Yoshi’s Noteboard 2.0

Write About Now

Power in weakness

I’m being reminded again and again over the last few months how weak and incorrigible I am. I cannot stop myself sinning when I want to, I find pride so entrenched just when I think I’ve reached new depths of humility.

I still work so slowly, and am so inefficient with the time I’ve been given. But each day comes as a gift, and no other time in my life have I been grateful for each breath, each step. And as I rejoice in each smile, hug and embrace of the Lord, I know the meaning of my life is found not in what I can do or have done, but in who I am becoming.

Perhaps true obedience is not as easy as some people make it seem to be. I have yet to learn that lesson.

6 Comments »

  Ruth Ng wrote @

I can so identify! :) Keep on keeping on in the journey,

  siehjin wrote @

i also can identify, with the sin part =)

but on the work and inefficiency part, i wonder – is efficiency that high on God’s value list? i mean, if i’m working on a task, and someone comes to me with a personal problem, interacting with them will drastically cut down my efficiency in dealing with that particular task. but that would not necessarily be a bad thing, if i were able to help that person. u know wat i mean? =)
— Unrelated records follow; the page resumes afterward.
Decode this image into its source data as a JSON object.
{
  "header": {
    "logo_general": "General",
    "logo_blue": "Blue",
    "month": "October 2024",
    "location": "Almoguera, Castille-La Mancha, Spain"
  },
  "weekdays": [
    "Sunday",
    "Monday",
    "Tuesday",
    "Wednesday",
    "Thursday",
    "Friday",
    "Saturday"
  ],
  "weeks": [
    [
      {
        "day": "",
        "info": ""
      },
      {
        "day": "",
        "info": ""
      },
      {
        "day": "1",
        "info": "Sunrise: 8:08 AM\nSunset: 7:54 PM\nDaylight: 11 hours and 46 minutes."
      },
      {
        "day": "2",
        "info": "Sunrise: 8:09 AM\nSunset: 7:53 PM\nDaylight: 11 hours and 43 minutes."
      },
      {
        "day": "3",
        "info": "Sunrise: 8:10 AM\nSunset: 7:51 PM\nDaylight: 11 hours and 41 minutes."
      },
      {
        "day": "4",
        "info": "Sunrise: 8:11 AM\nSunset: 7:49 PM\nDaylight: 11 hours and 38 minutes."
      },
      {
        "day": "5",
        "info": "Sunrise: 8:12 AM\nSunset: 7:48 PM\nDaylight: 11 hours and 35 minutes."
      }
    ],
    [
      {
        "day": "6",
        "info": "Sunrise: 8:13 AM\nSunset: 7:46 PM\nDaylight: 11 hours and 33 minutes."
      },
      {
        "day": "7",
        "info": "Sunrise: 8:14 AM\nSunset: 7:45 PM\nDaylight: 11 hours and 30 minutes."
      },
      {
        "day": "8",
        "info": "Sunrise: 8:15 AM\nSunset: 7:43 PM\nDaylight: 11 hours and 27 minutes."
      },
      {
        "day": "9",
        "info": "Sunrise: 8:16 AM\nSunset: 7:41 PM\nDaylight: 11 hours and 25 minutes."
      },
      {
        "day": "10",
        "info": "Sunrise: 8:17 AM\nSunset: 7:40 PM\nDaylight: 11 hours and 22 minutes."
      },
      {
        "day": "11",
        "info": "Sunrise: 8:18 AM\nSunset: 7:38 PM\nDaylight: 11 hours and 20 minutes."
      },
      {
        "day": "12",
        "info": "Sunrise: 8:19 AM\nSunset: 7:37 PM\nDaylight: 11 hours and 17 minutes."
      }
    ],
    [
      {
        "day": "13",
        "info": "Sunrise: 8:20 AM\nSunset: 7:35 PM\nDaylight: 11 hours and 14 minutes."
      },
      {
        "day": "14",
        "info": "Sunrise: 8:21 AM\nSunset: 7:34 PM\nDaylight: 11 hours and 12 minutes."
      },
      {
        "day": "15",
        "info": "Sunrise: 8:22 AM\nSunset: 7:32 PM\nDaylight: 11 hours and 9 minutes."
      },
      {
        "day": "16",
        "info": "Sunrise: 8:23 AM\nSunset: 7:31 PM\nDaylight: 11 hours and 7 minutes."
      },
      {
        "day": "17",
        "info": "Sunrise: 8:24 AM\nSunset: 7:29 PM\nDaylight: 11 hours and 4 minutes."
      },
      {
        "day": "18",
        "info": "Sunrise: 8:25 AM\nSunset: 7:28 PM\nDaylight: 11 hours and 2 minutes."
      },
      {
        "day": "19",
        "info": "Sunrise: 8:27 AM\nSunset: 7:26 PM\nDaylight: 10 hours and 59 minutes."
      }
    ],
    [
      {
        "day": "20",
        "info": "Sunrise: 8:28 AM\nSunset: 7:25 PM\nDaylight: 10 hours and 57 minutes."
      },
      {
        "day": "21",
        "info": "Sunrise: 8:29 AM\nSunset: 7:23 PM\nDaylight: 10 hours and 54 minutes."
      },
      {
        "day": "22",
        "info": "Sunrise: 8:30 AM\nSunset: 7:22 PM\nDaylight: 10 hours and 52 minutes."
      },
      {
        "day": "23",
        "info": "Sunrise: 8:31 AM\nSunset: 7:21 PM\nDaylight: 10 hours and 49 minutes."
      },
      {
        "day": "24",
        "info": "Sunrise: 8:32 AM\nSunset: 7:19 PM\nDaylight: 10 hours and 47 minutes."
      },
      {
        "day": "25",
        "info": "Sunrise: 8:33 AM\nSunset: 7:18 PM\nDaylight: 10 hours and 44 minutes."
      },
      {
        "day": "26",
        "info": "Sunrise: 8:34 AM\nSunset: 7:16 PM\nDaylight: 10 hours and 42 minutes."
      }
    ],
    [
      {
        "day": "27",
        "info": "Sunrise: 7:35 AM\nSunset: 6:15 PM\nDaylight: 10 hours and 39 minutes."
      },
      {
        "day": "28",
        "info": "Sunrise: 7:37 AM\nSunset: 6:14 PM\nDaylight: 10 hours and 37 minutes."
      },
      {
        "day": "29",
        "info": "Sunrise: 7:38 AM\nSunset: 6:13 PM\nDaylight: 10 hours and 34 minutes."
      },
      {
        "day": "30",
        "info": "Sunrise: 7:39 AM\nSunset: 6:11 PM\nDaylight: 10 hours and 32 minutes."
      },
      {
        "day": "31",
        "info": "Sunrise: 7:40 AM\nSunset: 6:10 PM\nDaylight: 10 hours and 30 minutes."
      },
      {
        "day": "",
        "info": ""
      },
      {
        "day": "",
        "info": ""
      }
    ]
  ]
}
i believe that ministry must be relational, but to efficient people, building relationships can easily look like wasting time. and the outcome of relationships can’t really be measured or predicted, so it’s wasting time for questionable results! yet it is (i believe) an integral part of what we’re called to do as Christians and as Ministers. so i’m just saying, let’s rethink that value. =)

  yourshoeah wrote @

Dear Ruth,

An update will be on the cards (soon)! Still trying to be more efficient with my time.

Dear Sieh Jin,

Thanks for the thought provoking ideas. My inefficiency here is not related to ministry ‘interruptions’. I think we’re square on that. I get distracted with Facebook, what else? XP

  Karcy wrote @

Hi Yosh,

Lately, I’ve been wrestling with the lack of confession in a Protestant setting. I feel as though my spiritual walk cannot progress — I am afraid of self-examination, as it leads to so much self-condemnation — and I was wondering how you handled that.

  yourshoeah wrote @

Once you put in place a basic principle to not condemn yourself, you will be freed to discover yourself in greater honesty. Without which you probably cannot accept, change and maximize your weaknesses for strength. That is one of the beautiful things about the Christian faith.